Nas eleições em 2010, um clichê mais que previsível se reproduzirá na cobertura da imprensa, no dia da votação. Sob a imagem das grandes filas diante das urnas, ouviremos repórteres falando sobre a “grande festa da democracia”. Não faltará a pedagógica entrevista como o velhinho de 90 e tantos que, apesar de não ser obrigado e coisa e tal, não abre mão de seu patriótico direito. Dia de festa.
Sempre achei isso uma coisa caipira, no sentido pejorativo do termo. Mas entendo. Em um país em que há tão pouco tempo (em uma perspectiva histórica) reconquistamos o direito básico de podermos votar, vá lá que uma eleição – algo tão rudimentar em uma democracia (até no Irã) – seja motivo de “festa”, ao invés de ser entendido como um procedimento regular e corriqueiro, que deveria começar, aliás, com o próprio direito de não votar.
Por que essa fala neste blog? Digo isso porque me senti, essa semana, ridiculamente “em festa” por ver a pavimentação de uma calçada entre a via L2, à altura do Cean, e a UnB, discutida aqui há algum tempo (a 1ª foto). Ela está ainda em construção, mas me parece que será uma calçada bem feita, possivelmente igual a que desejei no tempo que ia a pé para a UnB, à época da graduação nos anos 80, e durante a Pós, na década seguinte. Uma calçada, depois de tudo arrumado para a circulação dos carros, na reforma da L3, começada há mais ou menos dois anos. Uma calçada, enfim.
Alegrei-me, como tenho me alegrado ao ver uma calçada chegando ao lugar onde trabalho (a 2ª foto). Uma calçada cuja pavimentação, aliás, está se aproximando de uma baia para ônibus, projetada para um dia o transporte público poder parar no lugar que estuda o transporte público (...!).
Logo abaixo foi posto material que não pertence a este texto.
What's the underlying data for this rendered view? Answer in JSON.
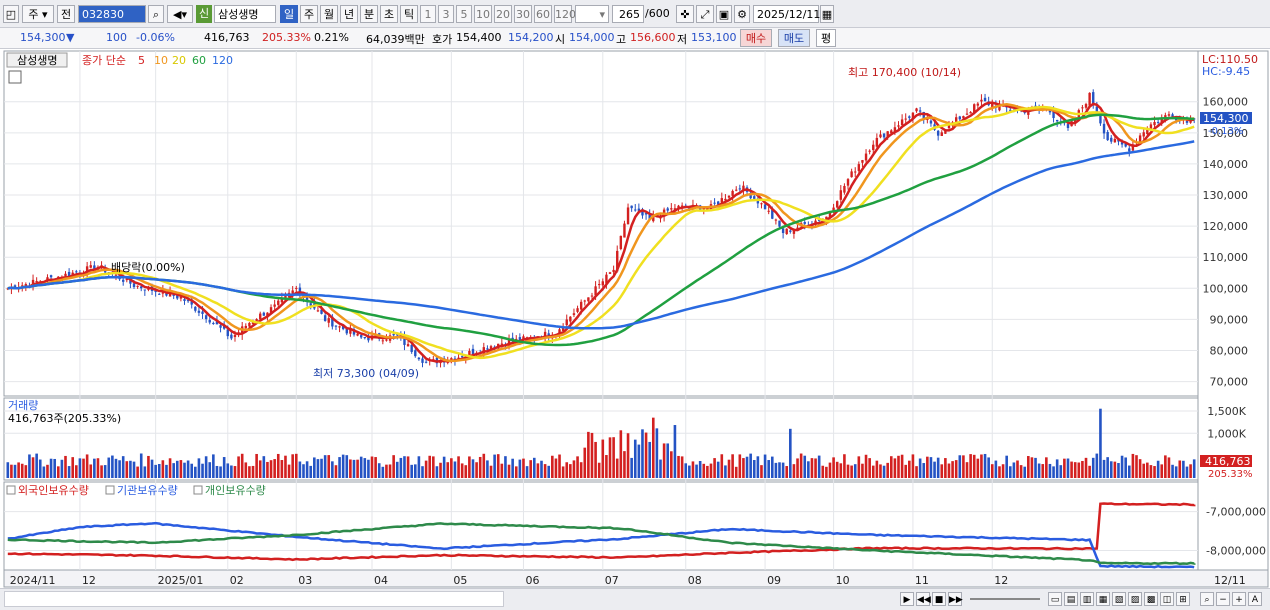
{
  "toolbar": {
    "market": "주",
    "prev": "전",
    "code": "032830",
    "shin_badge": "신",
    "stock_name": "삼성생명",
    "periods": [
      "일",
      "주",
      "월",
      "년",
      "분",
      "초",
      "틱"
    ],
    "period_selected": "일",
    "intervals": [
      "1",
      "3",
      "5",
      "10",
      "20",
      "30",
      "60",
      "120"
    ],
    "count_value": "265",
    "count_total": "/600",
    "date": "2025/12/11"
  },
  "quote": {
    "price": "154,300",
    "change_arrow": "▼",
    "change": "100",
    "change_pct": "-0.06%",
    "volume": "416,763",
    "volume_ratio": "205.33%",
    "turnover": "0.21%",
    "amount": "64,039백만",
    "bid_label": "호가",
    "bid": "154,400",
    "ask": "154,200",
    "open_label": "시",
    "open": "154,000",
    "high_label": "고",
    "high": "156,600",
    "low_label": "저",
    "low": "153,100",
    "buy_btn": "매수",
    "sell_btn": "매도",
    "eval_btn": "평"
  },
  "legend": {
    "name": "삼성생명",
    "close_label": "종가 단순",
    "ma_labels": [
      "5",
      "10",
      "20",
      "60",
      "120"
    ],
    "ma_colors": [
      "#d32020",
      "#f0961e",
      "#f0e020",
      "#20a040",
      "#2a6ae0"
    ]
  },
  "annotations": {
    "high": "최고 170,400 (10/14)",
    "low": "최저 73,300 (04/09)",
    "dividend": "배당락(0.00%)",
    "lc": "LC:110.50",
    "hc": "HC:-9.45",
    "price_tag": "154,300",
    "pct_tag": "-0.13%"
  },
  "volume_panel": {
    "title": "거래량",
    "value": "416,763주(205.33%)",
    "tag1": "416,763",
    "tag2": "205.33%"
  },
  "holding_panel": {
    "items": [
      "외국인보유수량",
      "기관보유수량",
      "개인보유수량"
    ],
    "colors": [
      "#d32020",
      "#2a5ce0",
      "#2e8a4a"
    ]
  },
  "chart_data": {
    "type": "line",
    "price_axis": {
      "ticks": [
        70000,
        80000,
        90000,
        100000,
        110000,
        120000,
        130000,
        140000,
        150000,
        160000
      ],
      "labels": [
        "70,000",
        "80,000",
        "90,000",
        "100,000",
        "110,000",
        "120,000",
        "130,000",
        "140,000",
        "150,000",
        "160,000"
      ],
      "ylim": [
        66000,
        176000
      ]
    },
    "volume_axis": {
      "ticks": [
        1000000,
        1500000
      ],
      "labels": [
        "1,000K",
        "1,500K"
      ],
      "ylim": [
        0,
        1700000
      ]
    },
    "holding_axis": {
      "ticks": [
        -7000000,
        -8000000
      ],
      "labels": [
        "-7,000,000",
        "-8,000,000"
      ]
    },
    "x_labels": [
      "2024/11",
      "12",
      "2025/01",
      "02",
      "03",
      "04",
      "05",
      "06",
      "07",
      "08",
      "09",
      "10",
      "11",
      "12",
      "12/11"
    ],
    "close_keypoints": [
      [
        0,
        100000
      ],
      [
        15,
        104000
      ],
      [
        25,
        107000
      ],
      [
        35,
        101000
      ],
      [
        48,
        97000
      ],
      [
        55,
        91000
      ],
      [
        62,
        84000
      ],
      [
        68,
        90000
      ],
      [
        74,
        94000
      ],
      [
        80,
        100000
      ],
      [
        88,
        90000
      ],
      [
        98,
        84000
      ],
      [
        108,
        84500
      ],
      [
        116,
        76000
      ],
      [
        125,
        78000
      ],
      [
        135,
        82000
      ],
      [
        145,
        84000
      ],
      [
        152,
        86000
      ],
      [
        160,
        96000
      ],
      [
        168,
        106000
      ],
      [
        172,
        126000
      ],
      [
        178,
        122000
      ],
      [
        185,
        126000
      ],
      [
        195,
        126000
      ],
      [
        203,
        133000
      ],
      [
        210,
        126000
      ],
      [
        215,
        118000
      ],
      [
        222,
        121000
      ],
      [
        227,
        123000
      ],
      [
        233,
        135000
      ],
      [
        240,
        147000
      ],
      [
        247,
        153000
      ],
      [
        252,
        157000
      ],
      [
        258,
        150000
      ],
      [
        263,
        154000
      ],
      [
        270,
        160000
      ],
      [
        280,
        157000
      ],
      [
        288,
        158000
      ],
      [
        294,
        151000
      ],
      [
        300,
        162000
      ],
      [
        305,
        148000
      ],
      [
        311,
        145000
      ],
      [
        316,
        152000
      ],
      [
        322,
        156000
      ],
      [
        326,
        154300
      ]
    ],
    "ma_series": [
      {
        "name": "5",
        "color": "#d32020",
        "period": 5
      },
      {
        "name": "10",
        "color": "#f0961e",
        "period": 10
      },
      {
        "name": "20",
        "color": "#f0e020",
        "period": 20
      },
      {
        "name": "60",
        "color": "#20a040",
        "period": 60
      },
      {
        "name": "120",
        "color": "#2a6ae0",
        "period": 120
      }
    ],
    "extremes": {
      "high": 170400,
      "low": 73300
    },
    "holding_series": [
      {
        "name": "외국인보유수량",
        "color": "#d32020",
        "points": [
          [
            0,
            -8080000
          ],
          [
            40,
            -8130000
          ],
          [
            80,
            -8230000
          ],
          [
            120,
            -8120000
          ],
          [
            170,
            -8180000
          ],
          [
            200,
            -8060000
          ],
          [
            240,
            -7940000
          ],
          [
            290,
            -7950000
          ],
          [
            302,
            -7950000
          ],
          [
            303,
            -6800000
          ],
          [
            330,
            -6820000
          ]
        ]
      },
      {
        "name": "기관보유수량",
        "color": "#2a5ce0",
        "points": [
          [
            0,
            -7700000
          ],
          [
            20,
            -7400000
          ],
          [
            40,
            -7300000
          ],
          [
            80,
            -7650000
          ],
          [
            120,
            -7950000
          ],
          [
            170,
            -7700000
          ],
          [
            200,
            -7450000
          ],
          [
            240,
            -7600000
          ],
          [
            300,
            -7730000
          ],
          [
            303,
            -8400000
          ],
          [
            330,
            -8430000
          ]
        ]
      },
      {
        "name": "개인보유수량",
        "color": "#2e8a4a",
        "points": [
          [
            0,
            -7720000
          ],
          [
            40,
            -7800000
          ],
          [
            80,
            -7600000
          ],
          [
            120,
            -7310000
          ],
          [
            170,
            -7430000
          ],
          [
            200,
            -7800000
          ],
          [
            240,
            -8000000
          ],
          [
            300,
            -8250000
          ],
          [
            303,
            -8330000
          ],
          [
            330,
            -8330000
          ]
        ]
      }
    ]
  }
}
Depois me senti meio idiota. O tal caipira. Senti, nesse misto de sensações, raiva e vergonha da minha felicidade patética. Vergonha dessa minha alegria subdesenvolvida de ainda ter que comemorar a construção de uma calçada. De achar o máximo estarem fazendo, finalmente, um espaço para a mais antiga, básica e representativa das modalidades de transporte.
“Mas ainda bem que resolveram fazer as calçadas, Victor”. “Antes tarde do que nunca...”. É verdade. Também sei ver o lado bom. Mas ainda assim não consegui, de todo, deixar de me ver comemorando bobamente a “festa” da democracia pedestre. Uma democracia como a eleitoral: incipiente e meio atrasada. Com muito chão pela frente. E de terra batida.
3 comentários:
"Disseram-me certa vez que a civilidade de uma cidade se mede pela largura das calçadas. É verdade."
Gilberto Dimenstein, O mistério das bolas de gude: Histórias de humanos quase invisíveis (Papirus, 2006, p. 67)
Passando aqui por acaso, me solidarizo com sua "felicidade patética", sua "caipirice". Haja espírito de Polyanna pra viver em nossas cidades!
caminhante, de SP
Estive por aqui em visita ao seu blog! Abraços Ademar!!